È così che nasce Vieni avanti cretino, racconto delle (dis)avventure dell’ex galeotto Pasquale Baudaffi (Lino Banfi), alla spasmodica ricerca di un lavoro serio e onesto, e nuovo omaggio, dopo Basta guardarla, a quel mondo dell’avanspettacolo da cui Salce mutua persino il titolo, preso in prestito da un famoso tormentone dei fratelli De Rege.
Il film è un insieme di spassose gag e battute animate dalla verve dell’attore pugliese che qui dà sfoggio di tutto il suo iconico repertorio comico. È ciò che consente a Vieni avanti cretino di ottenere un grande successo al botteghino e, soprattutto, di venire considerato ancora oggi come un vero e proprio cult movie.
Gli ultimi film di Luciano Salce: Vediamoci chiaro e Quelli del casco
Nel 1984, dopo essersi ripreso da un grave problema di salute, Luciano Salce torna dietro la macchina da presa con Vediamoci chiaro, commedia imperniata sulla prova di Johnny Dorelli qui nei panni di Angelo Catuzzi, manager di una tv privata che, persa la vista in seguito ad un incidente d’auto, la riacquista improvvisamente lasciando tuttavia credere agli altri di essere ancora non vedente. L’uomo potrà in tal modo rendersi conto di tutte le falsità e ipocrisie che lo circondano.
Le sempre più precarie condizioni fisiche del regista lo costringono a diradare gli impegni artistici. È per questo che Salce torna nelle sale cinematografiche soltanto qualche anno dopo con Quelli del casco (1987), esile commedia che vede protagonista un giovane liceale, il quale, dopo essersi innamorato di una modella dal volto sconosciuto, finisce per scoprire che questa non è altri che una sua compagna di classe.
Si tratta dell’ultimo film del cineasta. L’ulteriore aggravamento dei suoi problemi di salute, infatti, lo porta alla morte il 17 dicembre 1989. Cala così il sipario su uno dei più prolifici e acuti interpreti della commedia all’italiana.

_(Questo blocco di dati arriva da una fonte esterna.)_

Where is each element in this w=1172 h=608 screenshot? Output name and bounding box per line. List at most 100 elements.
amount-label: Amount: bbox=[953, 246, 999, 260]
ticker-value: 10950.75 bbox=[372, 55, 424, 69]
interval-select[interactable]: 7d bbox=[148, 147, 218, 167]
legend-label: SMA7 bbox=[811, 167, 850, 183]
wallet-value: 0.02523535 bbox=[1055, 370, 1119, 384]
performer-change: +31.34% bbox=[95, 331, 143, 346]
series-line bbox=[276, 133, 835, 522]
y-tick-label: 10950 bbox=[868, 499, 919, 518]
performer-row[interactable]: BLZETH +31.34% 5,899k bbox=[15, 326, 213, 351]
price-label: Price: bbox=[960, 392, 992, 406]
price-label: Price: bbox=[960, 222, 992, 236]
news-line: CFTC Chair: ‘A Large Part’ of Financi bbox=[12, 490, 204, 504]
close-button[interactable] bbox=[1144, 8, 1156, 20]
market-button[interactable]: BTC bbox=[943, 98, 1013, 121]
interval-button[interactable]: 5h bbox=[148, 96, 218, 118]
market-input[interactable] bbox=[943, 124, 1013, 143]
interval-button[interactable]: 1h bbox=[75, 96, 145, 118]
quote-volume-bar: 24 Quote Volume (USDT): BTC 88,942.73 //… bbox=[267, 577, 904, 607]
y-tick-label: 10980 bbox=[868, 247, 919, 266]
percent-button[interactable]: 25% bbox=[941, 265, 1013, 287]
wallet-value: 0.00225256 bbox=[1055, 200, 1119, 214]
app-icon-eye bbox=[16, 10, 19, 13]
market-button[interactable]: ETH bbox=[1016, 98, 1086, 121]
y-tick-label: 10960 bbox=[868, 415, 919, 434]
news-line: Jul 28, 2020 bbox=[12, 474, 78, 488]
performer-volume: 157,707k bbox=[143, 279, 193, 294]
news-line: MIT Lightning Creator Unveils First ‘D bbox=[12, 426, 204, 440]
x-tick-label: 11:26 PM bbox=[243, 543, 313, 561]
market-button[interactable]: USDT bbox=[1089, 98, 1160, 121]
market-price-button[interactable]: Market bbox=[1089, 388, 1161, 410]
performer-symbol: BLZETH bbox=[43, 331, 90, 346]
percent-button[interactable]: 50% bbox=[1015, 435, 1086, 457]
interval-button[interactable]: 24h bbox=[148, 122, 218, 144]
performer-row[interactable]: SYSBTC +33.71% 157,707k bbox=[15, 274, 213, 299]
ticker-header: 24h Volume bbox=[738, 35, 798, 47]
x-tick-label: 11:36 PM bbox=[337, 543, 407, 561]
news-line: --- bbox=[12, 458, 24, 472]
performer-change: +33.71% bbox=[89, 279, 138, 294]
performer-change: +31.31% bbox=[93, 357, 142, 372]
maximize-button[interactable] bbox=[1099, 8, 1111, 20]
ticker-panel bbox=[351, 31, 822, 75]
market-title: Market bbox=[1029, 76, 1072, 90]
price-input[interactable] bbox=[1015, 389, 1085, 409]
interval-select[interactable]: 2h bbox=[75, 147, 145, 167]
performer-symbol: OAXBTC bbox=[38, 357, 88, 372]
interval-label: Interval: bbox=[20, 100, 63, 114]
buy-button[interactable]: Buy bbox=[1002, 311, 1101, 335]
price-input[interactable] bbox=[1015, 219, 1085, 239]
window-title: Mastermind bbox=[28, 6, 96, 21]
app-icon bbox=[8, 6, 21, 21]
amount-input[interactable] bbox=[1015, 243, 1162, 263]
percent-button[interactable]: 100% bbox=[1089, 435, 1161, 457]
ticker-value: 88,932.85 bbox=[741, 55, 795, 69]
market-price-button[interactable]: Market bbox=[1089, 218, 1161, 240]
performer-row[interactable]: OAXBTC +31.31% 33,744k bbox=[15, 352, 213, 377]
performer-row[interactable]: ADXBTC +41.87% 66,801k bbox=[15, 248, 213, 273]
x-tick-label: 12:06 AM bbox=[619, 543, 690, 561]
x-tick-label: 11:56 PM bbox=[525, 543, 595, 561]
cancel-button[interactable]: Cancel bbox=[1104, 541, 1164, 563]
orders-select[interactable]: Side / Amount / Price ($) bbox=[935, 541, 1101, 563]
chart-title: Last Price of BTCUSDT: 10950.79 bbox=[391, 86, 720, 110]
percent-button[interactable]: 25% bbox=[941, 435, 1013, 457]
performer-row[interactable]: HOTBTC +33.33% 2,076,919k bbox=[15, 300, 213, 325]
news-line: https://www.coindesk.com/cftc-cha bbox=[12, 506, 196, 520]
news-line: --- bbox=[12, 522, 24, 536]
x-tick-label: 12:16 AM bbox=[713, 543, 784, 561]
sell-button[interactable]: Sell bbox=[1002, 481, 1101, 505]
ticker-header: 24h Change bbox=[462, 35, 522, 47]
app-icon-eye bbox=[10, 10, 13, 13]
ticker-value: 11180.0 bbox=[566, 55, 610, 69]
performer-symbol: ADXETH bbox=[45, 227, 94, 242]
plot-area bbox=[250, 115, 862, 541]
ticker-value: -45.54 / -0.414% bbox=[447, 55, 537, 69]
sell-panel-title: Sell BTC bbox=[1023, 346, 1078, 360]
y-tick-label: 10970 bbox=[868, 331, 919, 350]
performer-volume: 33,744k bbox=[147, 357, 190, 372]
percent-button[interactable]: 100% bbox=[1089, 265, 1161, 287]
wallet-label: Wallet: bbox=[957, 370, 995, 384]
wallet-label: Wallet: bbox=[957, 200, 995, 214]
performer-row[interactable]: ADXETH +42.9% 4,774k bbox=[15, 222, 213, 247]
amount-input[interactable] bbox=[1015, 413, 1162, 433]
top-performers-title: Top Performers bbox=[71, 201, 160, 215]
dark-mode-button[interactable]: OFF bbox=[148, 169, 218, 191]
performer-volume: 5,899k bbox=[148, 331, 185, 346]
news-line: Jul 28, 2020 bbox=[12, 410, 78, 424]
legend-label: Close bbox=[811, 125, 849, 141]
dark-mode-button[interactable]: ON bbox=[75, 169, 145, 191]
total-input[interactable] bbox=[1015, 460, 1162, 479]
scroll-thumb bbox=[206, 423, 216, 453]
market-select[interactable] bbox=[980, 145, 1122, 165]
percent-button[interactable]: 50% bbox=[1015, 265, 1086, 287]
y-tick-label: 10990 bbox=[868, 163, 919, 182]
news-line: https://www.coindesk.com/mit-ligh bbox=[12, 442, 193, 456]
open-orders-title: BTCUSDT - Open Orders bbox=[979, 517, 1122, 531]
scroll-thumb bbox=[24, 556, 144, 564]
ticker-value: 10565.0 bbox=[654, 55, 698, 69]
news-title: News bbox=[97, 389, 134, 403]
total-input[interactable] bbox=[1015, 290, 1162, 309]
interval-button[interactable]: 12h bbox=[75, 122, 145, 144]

L’eredità e la modernità di Luciano Salce, un autore ancora attuale
Luciano Salce lascia in eredità la sua corrosiva, pungente ma in fondo bonaria descrizione di un Paese in costante cambiamento. Quelli del regista romano sono racconti a loro modo archetipici, tesi ad una universalità declinata in un’umanità a volte rabberciata, spesso dolente, sempre autentica. I suoi protagonisti, i loro volti, le loro storie non sono altro che lo spaccato credibile e pulsante di un quarantennale percorso di rinascita ed evoluzione. Una parabola tutta italiana che parte dal secondo dopoguerra e arriva ai confortevoli anni Ottanta.
Una parabola che continua tuttora a descrivere la sua traiettoria, e che, proprio per questo, fa di Luciano Salce un autore/artista ancora attuale e, soprattutto, moderno.